Wissenschaftlicher Anspruch

Das beschriebene, im Februar 2016 realisierte System ist das weltweit erste, mit dem Medizingeräte dynamisch, echtzeitfähig und herstellerübergreifend miteinander kommunizieren können. Das Tool zur Risikoanalyse des Geräteverbunds ist das erste, das mit formalen Methoden automatisch die Sicherheit eines dynamisch veränderlichen Medizingeräteverbunds prüft.

Realisierung Konnektoren

Konnektoren sind auf Basis des Beaglebone Black Rev. C mit dem Echtzeit-Betriebssystem QNX 6.6 (ISO 62304-konforme Entwicklung) realisiert. Die erforderliche Elektronik, sowie die Gehäuse (PA 2200, selektives Lasersintern) wurden am Lehrstuhl MiMed entworfen und gefertigt.

Realisierung Master

Der Master wird über ein Touch-Display konfiguriert. Er zeigt verfügbare Geräte an und erlaubt die Änderung der Verschaltung. Funktionen können dynamisch per Klick auf das Symbol hinzugeschalten werden. Der Master hat 4 Ports für den Echtzeit-Bus (Daten und 24V DC Versorgung) sowie einen Port für die Änderung der Konfiguration über OSCP.

Realisierung Betreibertool

Das Betreibertool visualisiert Medizingeräte anhand ihrer Beschreibungsdatei als Stateflow Charts. Ein- und Ausgabedaten der Geräte können virtuell verschalten werden. Das Tool prüft die Verschaltung auf ihre Gültigkeit und gibt das Ergebnis an den Nutzer aus.

 

Realisierung Zulassungsdokumentation

Die Zulassungsdokumentation erfolgt mit einem relationalen Datenbanksystem unter FileMaker Pro 14 Advanced und FileMaker 14 Server. Es setzt Kapitel der technischen Dokumentation konsistent um und ist lauffähig unter Windows und Mac. Der Zugang ist auch möglich per iPad und Webbrowser.

Zusammenfassung

Im BMBF-Projekt OR.Net wurden

  • geeignete Strategien für die dynamische, herstellerunabhängige, echtzeitfähige Vernetzung von Medizingeräten des Operationssaals
  • neue Funktionen, die dynamisch in das Netzwerk eingekoppelt werden können
  • Methoden für die konsistente Zulassungsdokumentation
  • Methoden für die Risikoanalyse dynamisch veränderlicher Netzwerke von Medizingeräten

erarbeitet und exemplarisch implementiert.

Selected Publications:

Lüddemann, T.; Bebert, H.; Schiebl, J.; Lueth, T. C.;, "Dynamic generation of technical documentation for medical devices", Proceedings of the International Conference onRobotics and Biomimetics (ROBIO), 2014 IEEE  (pp. 2043-2048)

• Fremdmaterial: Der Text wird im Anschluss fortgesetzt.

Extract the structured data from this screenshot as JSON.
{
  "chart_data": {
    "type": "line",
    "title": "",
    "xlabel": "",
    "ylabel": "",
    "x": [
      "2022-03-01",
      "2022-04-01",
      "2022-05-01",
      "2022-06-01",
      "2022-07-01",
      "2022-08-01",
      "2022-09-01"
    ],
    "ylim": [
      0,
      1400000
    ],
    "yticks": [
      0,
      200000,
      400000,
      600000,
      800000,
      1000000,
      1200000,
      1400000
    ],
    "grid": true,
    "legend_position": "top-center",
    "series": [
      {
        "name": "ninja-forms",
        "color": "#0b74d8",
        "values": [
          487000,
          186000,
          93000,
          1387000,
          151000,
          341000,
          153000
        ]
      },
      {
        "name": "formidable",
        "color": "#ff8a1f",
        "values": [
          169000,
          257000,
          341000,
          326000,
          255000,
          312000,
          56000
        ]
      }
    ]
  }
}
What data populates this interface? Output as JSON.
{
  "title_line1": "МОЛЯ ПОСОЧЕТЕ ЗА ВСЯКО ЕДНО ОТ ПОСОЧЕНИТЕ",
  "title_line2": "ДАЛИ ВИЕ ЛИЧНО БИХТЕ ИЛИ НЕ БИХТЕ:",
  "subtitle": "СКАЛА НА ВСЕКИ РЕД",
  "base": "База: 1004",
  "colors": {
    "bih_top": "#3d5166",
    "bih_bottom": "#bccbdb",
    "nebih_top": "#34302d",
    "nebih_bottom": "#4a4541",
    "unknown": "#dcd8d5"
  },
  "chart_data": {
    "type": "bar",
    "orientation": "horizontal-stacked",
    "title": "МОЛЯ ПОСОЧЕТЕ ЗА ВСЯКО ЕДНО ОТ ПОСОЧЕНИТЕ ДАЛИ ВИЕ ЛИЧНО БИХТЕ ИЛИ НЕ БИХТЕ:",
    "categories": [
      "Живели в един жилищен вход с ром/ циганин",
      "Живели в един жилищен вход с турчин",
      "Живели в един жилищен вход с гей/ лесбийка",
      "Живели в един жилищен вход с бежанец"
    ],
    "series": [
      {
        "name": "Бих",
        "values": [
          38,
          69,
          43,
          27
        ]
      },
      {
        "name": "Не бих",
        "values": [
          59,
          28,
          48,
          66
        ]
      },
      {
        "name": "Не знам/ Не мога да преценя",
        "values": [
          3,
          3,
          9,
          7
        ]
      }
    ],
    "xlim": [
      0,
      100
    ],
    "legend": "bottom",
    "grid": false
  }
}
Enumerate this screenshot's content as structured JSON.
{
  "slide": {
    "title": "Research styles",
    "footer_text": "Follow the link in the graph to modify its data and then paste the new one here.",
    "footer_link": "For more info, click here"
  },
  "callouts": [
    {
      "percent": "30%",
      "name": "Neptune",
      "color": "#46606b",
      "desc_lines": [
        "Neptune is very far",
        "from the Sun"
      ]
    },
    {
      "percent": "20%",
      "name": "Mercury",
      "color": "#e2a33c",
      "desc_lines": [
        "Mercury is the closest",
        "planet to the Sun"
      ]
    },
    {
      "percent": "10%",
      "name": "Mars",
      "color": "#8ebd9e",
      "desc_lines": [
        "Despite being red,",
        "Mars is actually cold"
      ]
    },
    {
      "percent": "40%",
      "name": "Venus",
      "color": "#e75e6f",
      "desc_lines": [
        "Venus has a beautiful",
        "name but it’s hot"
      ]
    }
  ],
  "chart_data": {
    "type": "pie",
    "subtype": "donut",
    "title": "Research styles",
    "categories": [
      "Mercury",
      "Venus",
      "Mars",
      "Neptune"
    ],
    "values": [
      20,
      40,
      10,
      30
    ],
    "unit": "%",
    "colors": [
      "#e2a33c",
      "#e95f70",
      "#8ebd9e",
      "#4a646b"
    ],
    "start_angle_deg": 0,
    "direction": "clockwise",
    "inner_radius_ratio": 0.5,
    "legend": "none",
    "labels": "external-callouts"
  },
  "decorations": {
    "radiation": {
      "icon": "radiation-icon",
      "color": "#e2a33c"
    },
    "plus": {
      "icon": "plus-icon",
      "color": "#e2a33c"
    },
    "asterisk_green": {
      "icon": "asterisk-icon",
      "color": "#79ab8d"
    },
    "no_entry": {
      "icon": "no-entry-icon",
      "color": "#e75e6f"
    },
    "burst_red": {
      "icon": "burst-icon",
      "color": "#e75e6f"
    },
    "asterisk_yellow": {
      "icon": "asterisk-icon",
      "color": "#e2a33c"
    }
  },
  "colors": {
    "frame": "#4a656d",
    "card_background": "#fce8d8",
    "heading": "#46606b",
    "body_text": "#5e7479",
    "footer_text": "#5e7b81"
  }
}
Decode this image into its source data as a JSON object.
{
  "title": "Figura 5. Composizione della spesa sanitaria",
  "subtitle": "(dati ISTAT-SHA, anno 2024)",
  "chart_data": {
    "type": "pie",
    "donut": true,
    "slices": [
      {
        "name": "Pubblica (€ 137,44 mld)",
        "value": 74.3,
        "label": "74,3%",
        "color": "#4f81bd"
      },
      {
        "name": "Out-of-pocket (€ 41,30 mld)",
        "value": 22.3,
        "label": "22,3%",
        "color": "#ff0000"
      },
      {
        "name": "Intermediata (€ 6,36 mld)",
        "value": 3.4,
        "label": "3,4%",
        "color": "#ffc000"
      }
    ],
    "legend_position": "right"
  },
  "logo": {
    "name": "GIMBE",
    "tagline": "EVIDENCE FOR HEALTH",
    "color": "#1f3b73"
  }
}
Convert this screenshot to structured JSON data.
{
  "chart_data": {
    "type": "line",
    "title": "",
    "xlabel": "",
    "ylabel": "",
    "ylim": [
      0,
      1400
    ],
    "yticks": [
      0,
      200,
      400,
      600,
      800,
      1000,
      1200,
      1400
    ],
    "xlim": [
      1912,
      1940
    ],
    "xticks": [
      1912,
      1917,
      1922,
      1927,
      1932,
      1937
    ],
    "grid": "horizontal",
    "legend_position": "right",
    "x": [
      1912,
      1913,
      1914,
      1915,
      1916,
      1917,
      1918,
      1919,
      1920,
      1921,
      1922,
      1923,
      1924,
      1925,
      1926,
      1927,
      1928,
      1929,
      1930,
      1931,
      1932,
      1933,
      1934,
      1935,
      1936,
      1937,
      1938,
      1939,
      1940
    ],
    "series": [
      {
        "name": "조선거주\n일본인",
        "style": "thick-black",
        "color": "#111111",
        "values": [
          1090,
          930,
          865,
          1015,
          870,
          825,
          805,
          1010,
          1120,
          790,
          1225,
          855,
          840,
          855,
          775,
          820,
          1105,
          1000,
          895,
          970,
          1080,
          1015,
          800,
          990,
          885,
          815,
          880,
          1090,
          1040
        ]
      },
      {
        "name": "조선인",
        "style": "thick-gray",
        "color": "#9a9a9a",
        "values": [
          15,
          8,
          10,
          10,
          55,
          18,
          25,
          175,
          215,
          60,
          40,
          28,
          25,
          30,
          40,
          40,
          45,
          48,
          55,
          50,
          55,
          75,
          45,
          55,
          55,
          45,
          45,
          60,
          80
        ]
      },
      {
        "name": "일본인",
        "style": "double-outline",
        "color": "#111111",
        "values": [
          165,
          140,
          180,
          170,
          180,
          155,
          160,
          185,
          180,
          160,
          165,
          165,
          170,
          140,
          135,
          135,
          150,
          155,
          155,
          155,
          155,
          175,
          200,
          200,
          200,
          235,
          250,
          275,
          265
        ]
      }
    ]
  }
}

Lüddemann, Tobias; Schiebl, Jonas; Roppenecker, Daniel; Klein, Franziska; Lueth, Tim C.;, "Towards a logic-based extension of a relational software tool for coherent technical documentation of medical devices", in IEEE International Symposium on Product ComplianceEngineering (ISPCE), Chicago, USA, 2015, pp. 1-6

Dingler, Max; Dietz, Christian; Pfeiffer,Jonas; Lueddemann, Tobias; Lüth, Tim; , "A Framework for Automatic Testing of Medical Device Compatibility", Proceedings of the 13th IEEE International Conference on Telecommunications (ConTEL2015), July 13th-15th, Graz, Austria, pp. 1-8

Dingler, Max E.; Pfeiffer, Jonas H.; Lüth, and Tim C; , "A novel real time alarm detection device for the operating room", Proceedings of the 6th IEEE International Conference on Automation, Robotics and Applications (ICARA 2015), February 17-19, 2015, Queenstown, New Zealand, pp. 490-494

Pfeiffer, Jonas; Dingler, Max Emanuel; Dietz, Christian; Lueth, Tim C.; , "Requirements and Architecture Design for Open Real-Time Communication in the Operating Room", Proceedings of the 2015 IEEE Conference on Robotics and Biomimetics (ROBIO 2015), December 6-9, 2015, Zhuhai, China.